There is simply no other objective way to view it: the Democrats’ class warfare rhetoric is completely misplaced and is nothing more than a hoax. A largely effective hoax, but a hoax nonetheless. The constant hollering of “Republicans, the party of the rich” by being against minimum wage increases (a position that is pro-poor), or by wanting to keep income taxation low (which benefits all wage earners, not just the rich) is nothing but smoke and mirrors. Perhaps the only thing more laughable than this massive deception perpetrated by Democrats is the Republicans seeming inability to adequately combat it.
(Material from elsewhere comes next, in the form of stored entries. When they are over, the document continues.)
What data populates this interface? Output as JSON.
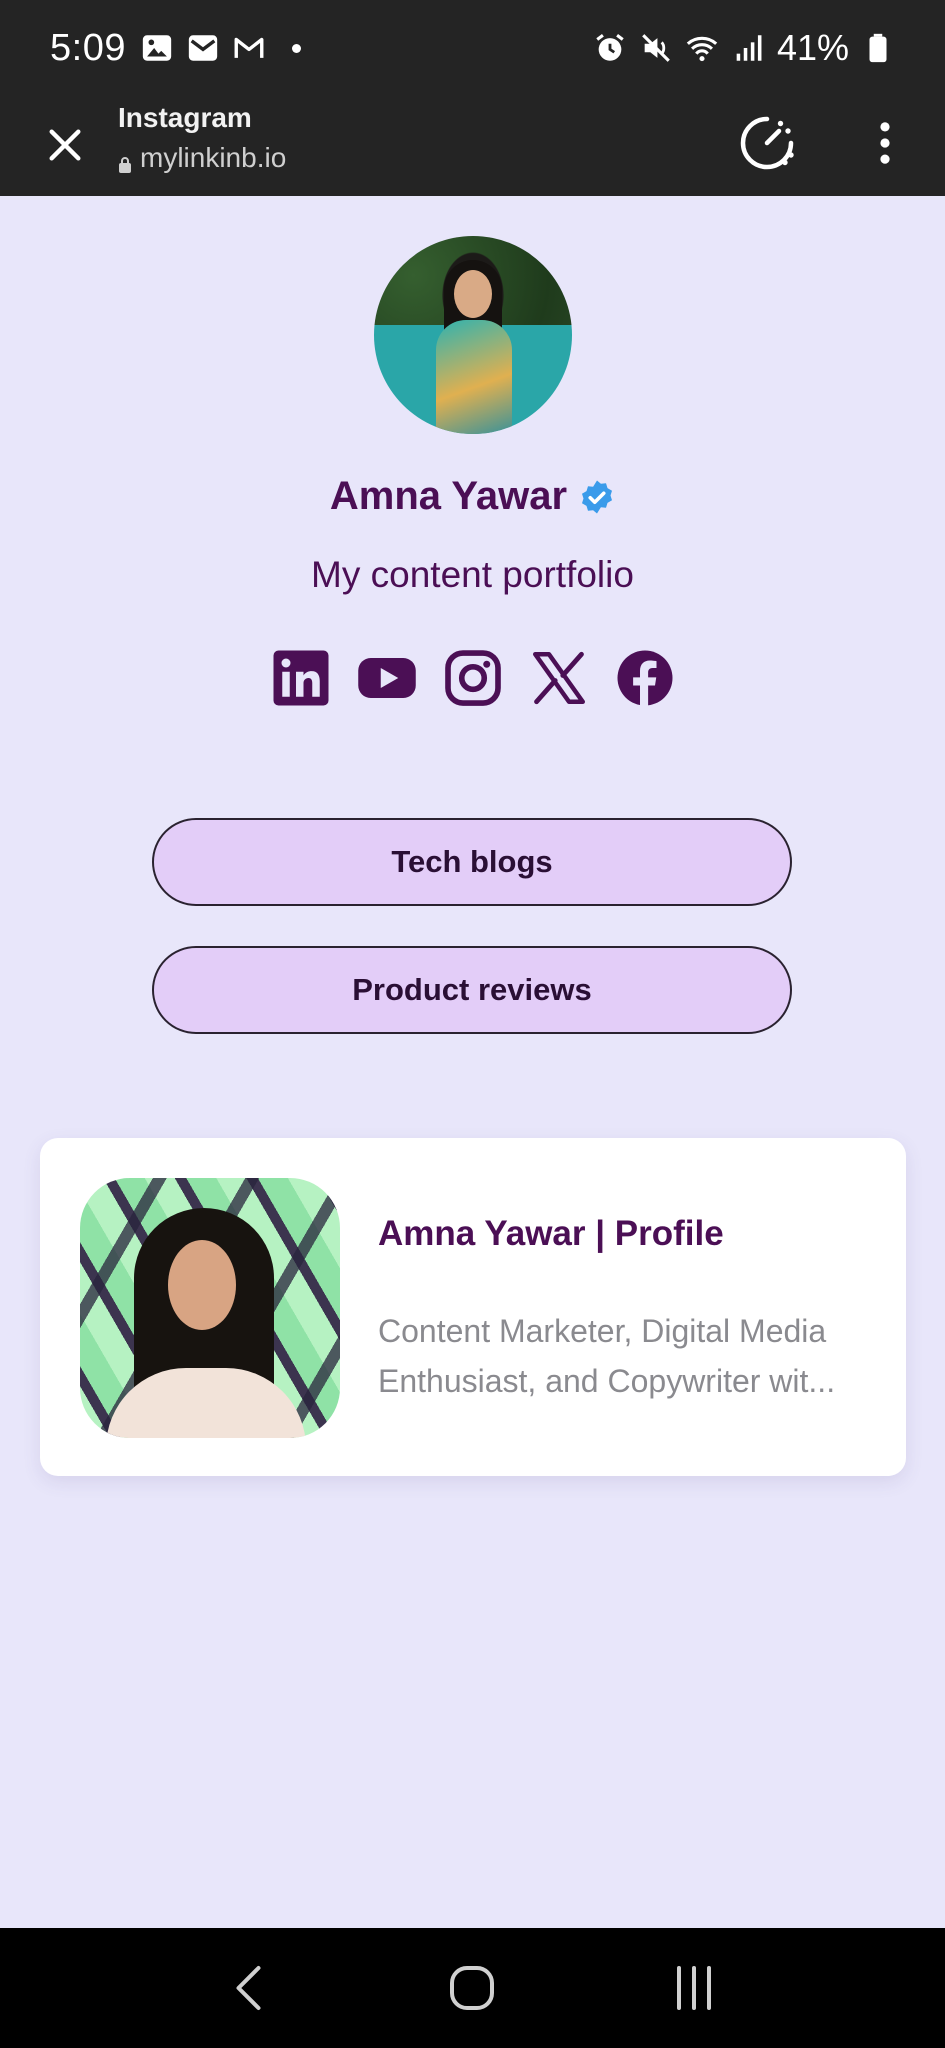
{
  "status_bar": {
    "time": "5:09",
    "battery": "41%",
    "left_icons": [
      "gallery-icon",
      "email-icon",
      "gmail-icon"
    ],
    "right_icons": [
      "alarm-icon",
      "mute-icon",
      "wifi-icon",
      "signal-icon",
      "battery-icon"
    ]
  },
  "browser": {
    "title": "Instagram",
    "url": "mylinkinb.io"
  },
  "profile": {
    "name": "Amna Yawar",
    "tagline": "My content portfolio"
  },
  "socials": [
    {
      "icon": "linkedin-icon"
    },
    {
      "icon": "youtube-icon"
    },
    {
      "icon": "instagram-icon"
    },
    {
      "icon": "x-icon"
    },
    {
      "icon": "facebook-icon"
    }
  ],
  "links": [
    {
      "label": "Tech blogs"
    },
    {
      "label": "Product reviews"
    }
  ],
  "card": {
    "title": "Amna Yawar | Profile",
    "desc_line1": "Content Marketer, Digital Media",
    "desc_line2": "Enthusiast, and Copywriter wit..."
  },
  "colors": {
    "background": "#e8e6fa",
    "accent": "#4b0f55",
    "button": "#e3cdf8"
  }
}
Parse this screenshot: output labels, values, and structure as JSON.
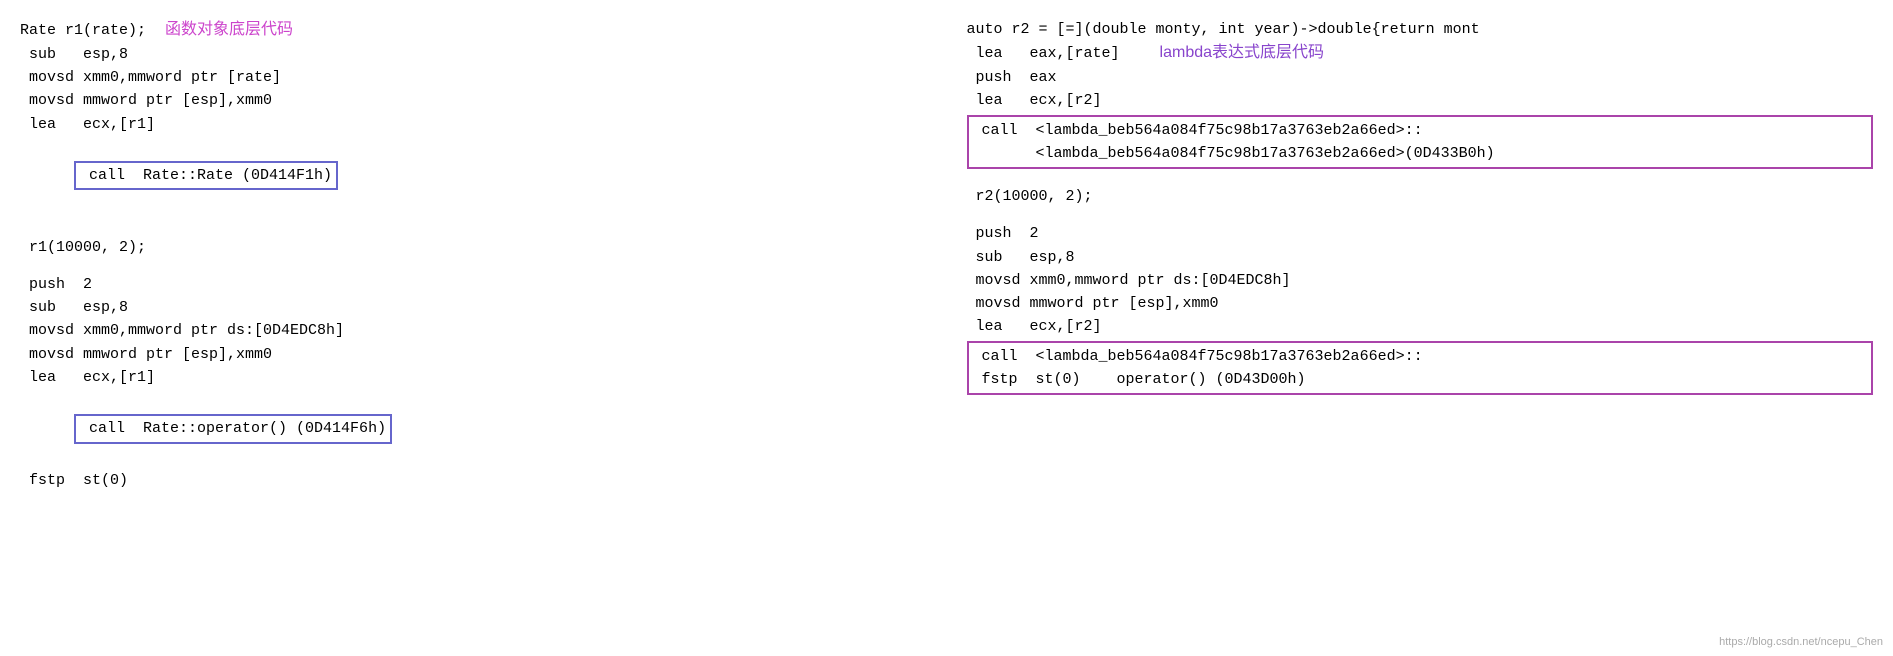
{
  "left_column": {
    "lines_top": [
      {
        "text": "Rate r1(rate); ",
        "label": "函数对象底层代码",
        "label_class": "label-chinese"
      },
      {
        "text": " sub   esp,8"
      },
      {
        "text": " movsd xmm0,mmword ptr [rate]"
      },
      {
        "text": " movsd mmword ptr [esp],xmm0"
      },
      {
        "text": " lea   ecx,[r1]"
      },
      {
        "text": " call  Rate::Rate (0D414F1h)",
        "boxed": true
      }
    ],
    "lines_bottom": [
      {
        "text": " r1(10000, 2);"
      },
      {
        "text": ""
      },
      {
        "text": " push  2"
      },
      {
        "text": " sub   esp,8"
      },
      {
        "text": " movsd xmm0,mmword ptr ds:[0D4EDC8h]"
      },
      {
        "text": " movsd mmword ptr [esp],xmm0"
      },
      {
        "text": " lea   ecx,[r1]"
      },
      {
        "text": " call  Rate::operator() (0D414F6h)",
        "boxed": true
      },
      {
        "text": " fstp  st(0)"
      }
    ]
  },
  "right_column": {
    "line_first": "auto r2 = [=](double monty, int year)->double{return mont",
    "lines_middle": [
      {
        "text": " lea   eax,[rate]"
      },
      {
        "text": " push  eax"
      },
      {
        "text": " lea   ecx,[r2]"
      }
    ],
    "lambda_label": "lambda表达式底层代码",
    "boxed_call_lines": [
      " call  <lambda_beb564a084f75c98b17a3763eb2a66ed>::",
      "       <lambda_beb564a084f75c98b17a3763eb2a66ed>(0D433B0h)"
    ],
    "lines_after_box": [
      {
        "text": ""
      },
      {
        "text": " r2(10000, 2);"
      },
      {
        "text": ""
      },
      {
        "text": " push  2"
      },
      {
        "text": " sub   esp,8"
      },
      {
        "text": " movsd xmm0,mmword ptr ds:[0D4EDC8h]"
      },
      {
        "text": " movsd mmword ptr [esp],xmm0"
      },
      {
        "text": " lea   ecx,[r2]"
      }
    ],
    "boxed_call2_lines": [
      " call  <lambda_beb564a084f75c98b17a3763eb2a66ed>::",
      " fstp  st(0)    operator() (0D43D00h)"
    ]
  },
  "watermark": "https://blog.csdn.net/ncepu_Chen"
}
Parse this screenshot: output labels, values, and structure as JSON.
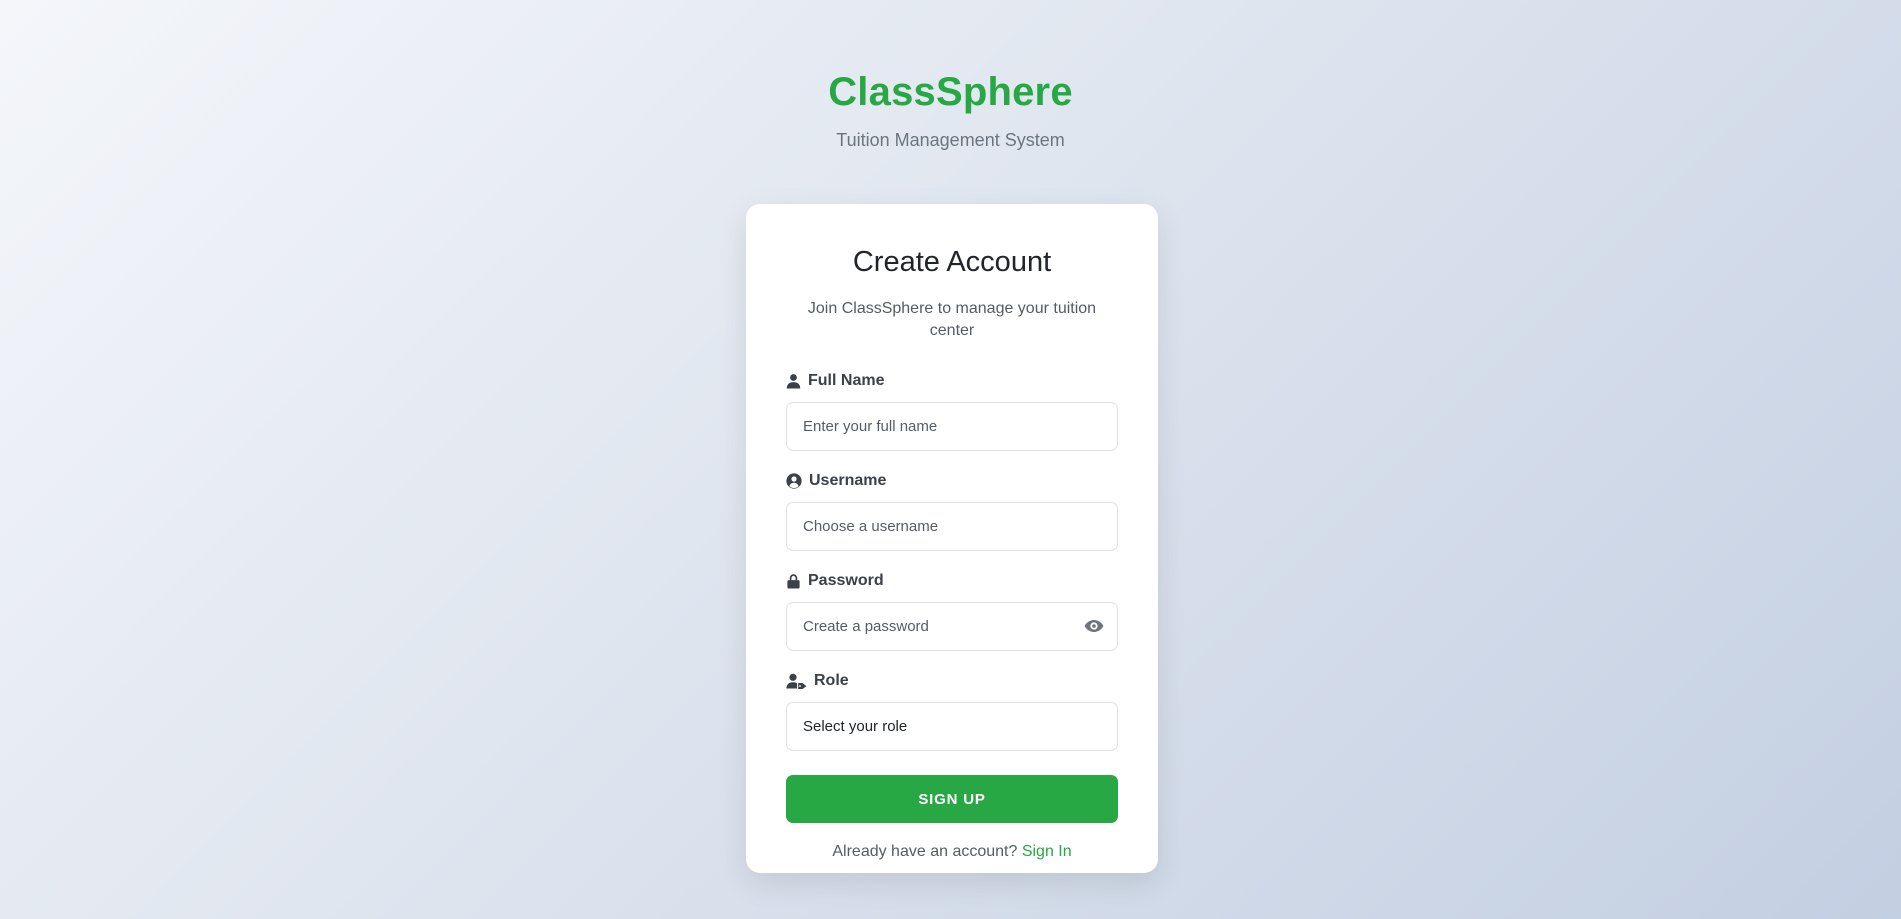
{
  "brand": {
    "title": "ClassSphere",
    "subtitle": "Tuition Management System"
  },
  "card": {
    "title": "Create Account",
    "subtitle": "Join ClassSphere to manage your tuition center"
  },
  "fields": {
    "full_name": {
      "label": "Full Name",
      "icon": "user-icon",
      "placeholder": "Enter your full name"
    },
    "username": {
      "label": "Username",
      "icon": "user-circle-icon",
      "placeholder": "Choose a username"
    },
    "password": {
      "label": "Password",
      "icon": "lock-icon",
      "placeholder": "Create a password",
      "toggle_icon": "eye-icon"
    },
    "role": {
      "label": "Role",
      "icon": "user-tag-icon",
      "selected": "Select your role"
    }
  },
  "actions": {
    "signup_label": "SIGN UP"
  },
  "footer": {
    "prompt": "Already have an account?",
    "link": "Sign In"
  },
  "colors": {
    "accent": "#28a745",
    "muted_text": "#6c757d",
    "border": "#dee2e6"
  }
}
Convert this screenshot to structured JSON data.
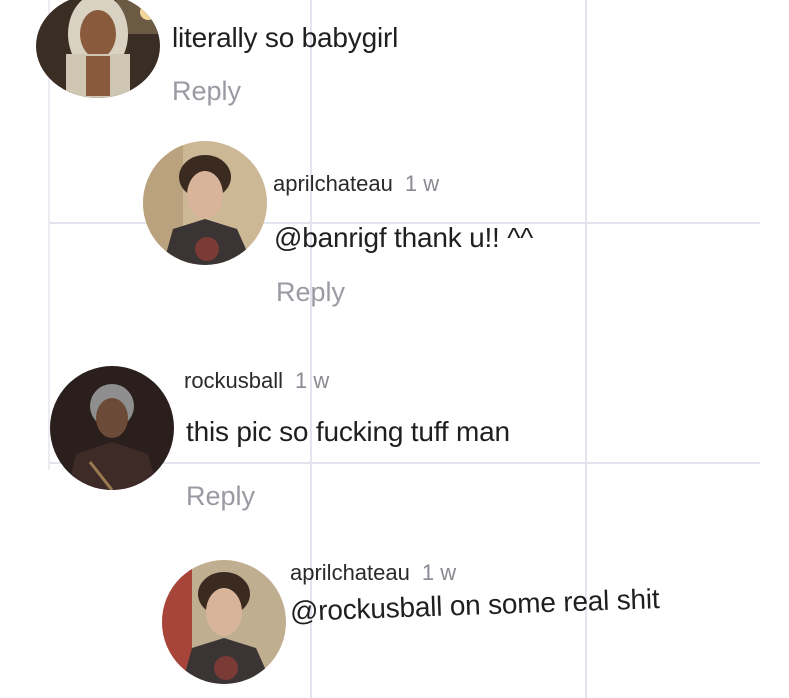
{
  "comments": [
    {
      "username": "",
      "time": "",
      "text": "literally so babygirl",
      "reply_label": "Reply"
    },
    {
      "username": "aprilchateau",
      "time": "1 w",
      "text": "@banrigf thank u!! ^^",
      "reply_label": "Reply"
    },
    {
      "username": "rockusball",
      "time": "1 w",
      "text": "this pic so fucking tuff man",
      "reply_label": "Reply"
    },
    {
      "username": "aprilchateau",
      "time": "1 w",
      "text": "@rockusball on some real shit",
      "reply_label": ""
    }
  ],
  "colors": {
    "text": "#1f1f1f",
    "muted": "#9a9aa3",
    "grid": "#e4e4ee"
  }
}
When the facts are on your side and you still lose an argument, what does that say about your communication capabilities?

The perceptions are that the Democrats are the party of the poor, the Republican the party of the rich. The truth is just the opposite. Yet somehow Barack Obama and his Democrat cohorts manage to peddle that fabrication while at $30,000 a plate dinners, golfing at private resorts with mega-millionaire friends and donors, and vacationing at multi-million dollar estates on Martha’s Vineyard. All within plain view of anyone, be they on the left or right, willing to simply look. While living lavish lifestyles and rolling around in limousines they manage to tell middle-America, “We’re the ones who care about and can relate to you”, and somehow vast numbers of Americans buy it. For these individuals truth is not reality, perceptions are reality. Because the truth – the demonstrably factual truth — is the Democratic Party is the party of the rich.